Chinese developers come to Letchworth to learn about our stewardship model

Through our continued partnership with the China Design Centre and the TCPA, we were delighted to host a second group of visitors from Greentown and Bluetown Development Companies, based in Hangzhou.

Earlier this summer, a group of 30 visitors spent time in Letchworth learning how stewardship models and long term land value capture have been applied using Ebenezer Howard’s principles.  They followed their colleagues who visited Letchworth earlier in the year. 

Over two days, the group took part in sessions where they explored in detail the financial model that has been used in Letchworth for well over 100 years.  They then visited our charitable services and venues, including Broadway Cinema, Theatre and Gallery, Standalone Farm and the Ernest Gardiner Treatment Centre, to get a better understanding of how this model can have a genuine impact on the quality of life for local communities.  We then explored community engagement models to explain the decision making process and how this relates to community governance. 

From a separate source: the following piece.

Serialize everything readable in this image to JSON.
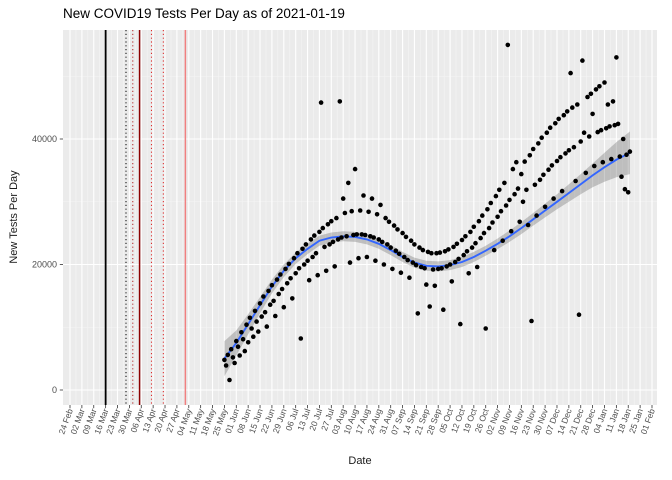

Our visitors showed a keen interest in the role of volunteers around our governance and running of the organisation to ensure that places are maintained in the long term.

Then it was time to explore developments further afield so the group headed off to Milton Keynes, Cambridge, Stroud and Stratford as well as meeting representatives from the Cecil Gascoyne Estate and TCPA.  They also spent time with the International Garden City Institute’s Academic Director, Dr Susan Parham, who was able to talk about urban agriculture and local food growing principles.

Having visited examples of developments undertaken by this company, who are one of the largest developers in this region of China specialising in new settlements, I can say the schemes are of a high quality and that they take a master planned approach with good quality homes in well maintained and landscaped environments.  Their developments include an appreciation of understanding the needs of older people, local food production and access to the countryside.

We believe that such visits and meetings increases the chances of good quality places being built, which reflect the core values and principles at the heart of the Garden City Movement.  They also provide practical advice for developers, such as Greentown and Bluetown, to assist their governance and stewardship of their new settlements.

Overall, this learning is key to a wider understanding of Garden City principles.